Беатрис откинула голову назад и рассмеялась.
— Помимо много другого, Кристобаль, меня восхищает в тебе полное отсутствие добродетели.
— Я человек практичный, только и всего.
Обижаться на Беатрис мне и в голову не приходило: это была наша обычная игра. Она любила подразнить и подначить меня, а потом дождаться моего ответа, причём, что бы я ни ответил, её это забавляло.
Но вот кто на самом деле заронил в меня сомнения в общепринятых верованиях, так это старик индус, выходец из Ост-Индии, научивший меня выворачивать конечности из суставов. Костлявый, угловатый, лысый, как плод манго, обладавший необычным скрипучим голосом простуженной чайки (какой-то умник, которого все уже давно позабыли, прозвал индуса Чайкой, и это прозвище прилипло к нему), этот человек вообще не был христианином. Старик верил в бесчисленных богов и богинь, бессчётные небеса, тысячи адов и уверял, что все мы проходим через бесконечность миров, неисчислимое количество раз перерождаясь и перевоплощаясь, но вновь и вновь возвращаемся из загробного бытия к земной жизни.

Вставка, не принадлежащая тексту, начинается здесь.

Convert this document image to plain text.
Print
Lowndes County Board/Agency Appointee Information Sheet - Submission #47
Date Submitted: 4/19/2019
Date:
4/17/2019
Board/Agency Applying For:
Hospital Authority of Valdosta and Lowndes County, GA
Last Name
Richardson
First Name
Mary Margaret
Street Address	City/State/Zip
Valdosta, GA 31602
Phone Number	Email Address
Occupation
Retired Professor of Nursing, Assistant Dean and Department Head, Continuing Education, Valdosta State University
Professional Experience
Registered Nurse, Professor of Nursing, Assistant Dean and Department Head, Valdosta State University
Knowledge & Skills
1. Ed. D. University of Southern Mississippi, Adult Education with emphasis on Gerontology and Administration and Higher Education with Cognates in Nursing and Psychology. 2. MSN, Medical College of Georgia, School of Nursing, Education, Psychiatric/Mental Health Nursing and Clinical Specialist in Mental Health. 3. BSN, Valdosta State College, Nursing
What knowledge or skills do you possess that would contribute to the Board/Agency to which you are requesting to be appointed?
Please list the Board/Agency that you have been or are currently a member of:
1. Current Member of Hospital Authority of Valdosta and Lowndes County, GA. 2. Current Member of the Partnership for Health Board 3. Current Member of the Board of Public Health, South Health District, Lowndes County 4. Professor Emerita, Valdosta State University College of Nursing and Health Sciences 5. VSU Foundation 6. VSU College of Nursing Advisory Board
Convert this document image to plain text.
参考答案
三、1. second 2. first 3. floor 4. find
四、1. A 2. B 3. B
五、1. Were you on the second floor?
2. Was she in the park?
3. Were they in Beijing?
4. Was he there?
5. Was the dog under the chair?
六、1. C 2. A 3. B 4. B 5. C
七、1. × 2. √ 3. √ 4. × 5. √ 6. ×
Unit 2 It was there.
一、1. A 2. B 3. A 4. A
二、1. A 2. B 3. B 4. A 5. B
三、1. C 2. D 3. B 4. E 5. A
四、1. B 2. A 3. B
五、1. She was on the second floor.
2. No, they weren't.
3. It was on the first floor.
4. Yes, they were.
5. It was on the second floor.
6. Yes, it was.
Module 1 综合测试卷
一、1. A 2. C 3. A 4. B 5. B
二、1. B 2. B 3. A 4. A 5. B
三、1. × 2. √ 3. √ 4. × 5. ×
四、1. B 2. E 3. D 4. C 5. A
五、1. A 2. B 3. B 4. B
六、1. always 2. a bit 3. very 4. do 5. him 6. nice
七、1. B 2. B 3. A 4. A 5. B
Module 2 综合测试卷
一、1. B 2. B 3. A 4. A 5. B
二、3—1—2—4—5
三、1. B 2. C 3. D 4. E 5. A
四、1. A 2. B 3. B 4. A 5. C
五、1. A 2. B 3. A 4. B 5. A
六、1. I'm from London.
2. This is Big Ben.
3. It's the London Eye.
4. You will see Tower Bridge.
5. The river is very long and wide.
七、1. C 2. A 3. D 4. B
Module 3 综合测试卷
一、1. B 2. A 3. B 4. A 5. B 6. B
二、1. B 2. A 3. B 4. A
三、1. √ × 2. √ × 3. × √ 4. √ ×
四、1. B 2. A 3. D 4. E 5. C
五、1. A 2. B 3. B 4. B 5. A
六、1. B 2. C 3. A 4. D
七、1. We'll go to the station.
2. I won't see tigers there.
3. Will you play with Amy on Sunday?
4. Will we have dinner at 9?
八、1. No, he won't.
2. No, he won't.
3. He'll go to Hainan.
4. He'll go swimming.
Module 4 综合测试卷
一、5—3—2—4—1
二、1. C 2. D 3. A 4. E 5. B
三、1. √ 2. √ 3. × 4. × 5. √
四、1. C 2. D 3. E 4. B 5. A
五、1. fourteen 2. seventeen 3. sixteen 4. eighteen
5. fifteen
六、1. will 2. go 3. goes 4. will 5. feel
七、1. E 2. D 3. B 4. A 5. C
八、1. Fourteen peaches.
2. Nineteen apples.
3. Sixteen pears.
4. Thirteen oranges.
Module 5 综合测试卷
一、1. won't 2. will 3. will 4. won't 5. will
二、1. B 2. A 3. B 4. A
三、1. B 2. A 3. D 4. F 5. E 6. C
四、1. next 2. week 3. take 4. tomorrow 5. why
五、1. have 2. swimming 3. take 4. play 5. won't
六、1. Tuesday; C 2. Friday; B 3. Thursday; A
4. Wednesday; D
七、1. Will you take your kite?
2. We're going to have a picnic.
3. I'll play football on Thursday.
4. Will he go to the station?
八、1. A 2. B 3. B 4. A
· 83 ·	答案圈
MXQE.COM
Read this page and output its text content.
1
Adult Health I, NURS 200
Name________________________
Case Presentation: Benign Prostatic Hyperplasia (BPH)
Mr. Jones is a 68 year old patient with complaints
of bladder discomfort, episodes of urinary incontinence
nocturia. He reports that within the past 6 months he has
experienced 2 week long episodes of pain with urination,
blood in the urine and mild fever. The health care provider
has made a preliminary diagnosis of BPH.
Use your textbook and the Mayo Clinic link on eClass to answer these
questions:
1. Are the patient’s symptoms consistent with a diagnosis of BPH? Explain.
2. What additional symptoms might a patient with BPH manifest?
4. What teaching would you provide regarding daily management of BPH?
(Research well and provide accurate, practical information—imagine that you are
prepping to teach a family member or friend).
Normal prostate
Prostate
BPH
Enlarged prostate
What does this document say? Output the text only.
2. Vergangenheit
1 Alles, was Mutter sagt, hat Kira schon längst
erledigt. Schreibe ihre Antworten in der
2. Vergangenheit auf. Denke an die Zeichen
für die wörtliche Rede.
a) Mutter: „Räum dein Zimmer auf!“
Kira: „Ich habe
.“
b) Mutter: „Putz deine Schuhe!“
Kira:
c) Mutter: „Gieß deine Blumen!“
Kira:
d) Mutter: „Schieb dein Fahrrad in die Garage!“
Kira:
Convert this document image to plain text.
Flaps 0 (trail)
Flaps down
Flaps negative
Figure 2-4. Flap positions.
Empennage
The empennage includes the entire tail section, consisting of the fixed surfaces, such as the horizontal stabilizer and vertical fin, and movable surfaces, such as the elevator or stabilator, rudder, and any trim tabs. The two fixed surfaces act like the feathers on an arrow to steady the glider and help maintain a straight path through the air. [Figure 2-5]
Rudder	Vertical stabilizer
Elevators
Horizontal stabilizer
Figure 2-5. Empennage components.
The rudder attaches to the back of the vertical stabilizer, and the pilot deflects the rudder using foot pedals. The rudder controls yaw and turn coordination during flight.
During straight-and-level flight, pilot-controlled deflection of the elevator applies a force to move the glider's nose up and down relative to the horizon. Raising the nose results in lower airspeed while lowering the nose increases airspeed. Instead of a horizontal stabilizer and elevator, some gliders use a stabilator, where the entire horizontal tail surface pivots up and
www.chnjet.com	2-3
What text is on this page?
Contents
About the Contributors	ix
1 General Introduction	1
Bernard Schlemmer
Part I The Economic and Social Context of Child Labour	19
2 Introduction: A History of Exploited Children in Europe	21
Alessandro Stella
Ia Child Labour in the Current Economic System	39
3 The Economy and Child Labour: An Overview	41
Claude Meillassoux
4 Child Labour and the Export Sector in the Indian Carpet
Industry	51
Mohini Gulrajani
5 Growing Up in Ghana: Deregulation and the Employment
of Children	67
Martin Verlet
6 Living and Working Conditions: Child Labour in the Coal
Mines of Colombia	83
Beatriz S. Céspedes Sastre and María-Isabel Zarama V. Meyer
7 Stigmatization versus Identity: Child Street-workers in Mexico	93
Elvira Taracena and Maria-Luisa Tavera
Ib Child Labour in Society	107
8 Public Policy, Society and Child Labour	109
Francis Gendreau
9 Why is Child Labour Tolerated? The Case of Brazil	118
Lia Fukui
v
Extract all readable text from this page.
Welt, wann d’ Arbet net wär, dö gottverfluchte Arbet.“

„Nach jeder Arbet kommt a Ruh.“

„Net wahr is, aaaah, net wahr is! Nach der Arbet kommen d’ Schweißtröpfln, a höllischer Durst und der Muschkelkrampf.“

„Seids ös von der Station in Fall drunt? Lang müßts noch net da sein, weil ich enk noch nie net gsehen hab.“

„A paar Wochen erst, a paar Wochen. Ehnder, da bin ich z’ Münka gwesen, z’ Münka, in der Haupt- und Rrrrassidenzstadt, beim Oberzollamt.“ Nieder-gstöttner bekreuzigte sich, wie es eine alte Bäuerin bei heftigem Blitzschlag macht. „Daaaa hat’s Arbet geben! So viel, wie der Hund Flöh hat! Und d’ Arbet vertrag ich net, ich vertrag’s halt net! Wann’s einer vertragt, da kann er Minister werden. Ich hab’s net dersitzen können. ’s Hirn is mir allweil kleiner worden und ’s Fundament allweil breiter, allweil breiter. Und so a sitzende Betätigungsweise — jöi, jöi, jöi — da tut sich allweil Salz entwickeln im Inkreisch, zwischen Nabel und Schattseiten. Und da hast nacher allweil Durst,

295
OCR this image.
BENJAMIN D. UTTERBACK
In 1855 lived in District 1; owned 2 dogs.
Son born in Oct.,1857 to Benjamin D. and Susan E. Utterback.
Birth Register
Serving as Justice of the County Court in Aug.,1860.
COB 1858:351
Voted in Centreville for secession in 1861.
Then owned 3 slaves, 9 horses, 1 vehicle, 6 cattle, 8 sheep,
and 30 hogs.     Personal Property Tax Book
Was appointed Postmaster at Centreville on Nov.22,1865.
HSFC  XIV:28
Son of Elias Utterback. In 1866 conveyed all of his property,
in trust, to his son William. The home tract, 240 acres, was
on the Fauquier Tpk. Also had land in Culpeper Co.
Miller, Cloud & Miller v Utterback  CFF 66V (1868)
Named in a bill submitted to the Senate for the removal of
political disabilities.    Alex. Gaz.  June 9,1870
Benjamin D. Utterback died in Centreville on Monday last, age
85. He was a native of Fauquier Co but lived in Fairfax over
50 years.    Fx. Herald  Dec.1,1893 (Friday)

— Словно пёс к своей блевотине, — как-то заявил он.
Старик полагал, что справедливость есть не что иное, как Тёмный игрок, бросающий игральные кости наших душ, судьбы которых в бесчисленных вариациях определяются вращением колеса кармы, и что в конечном счёте всё — жизнь, земля, смерть, карма, загробный мир, сам Тёмный игрок и даже вера — не более чем иллюзия.
— Самый лучший способ выжить в столь великом хаосе, лжи и боли — это скрывать своё истинное «Я» за маской, — говаривал он. — О, маска может смеяться и кричать, буйствовать в ярости и плакать, но лицо за этой маской, твоя истинная физиономия, непроницаема, бесстрастна, бессердечна, как сама пустота.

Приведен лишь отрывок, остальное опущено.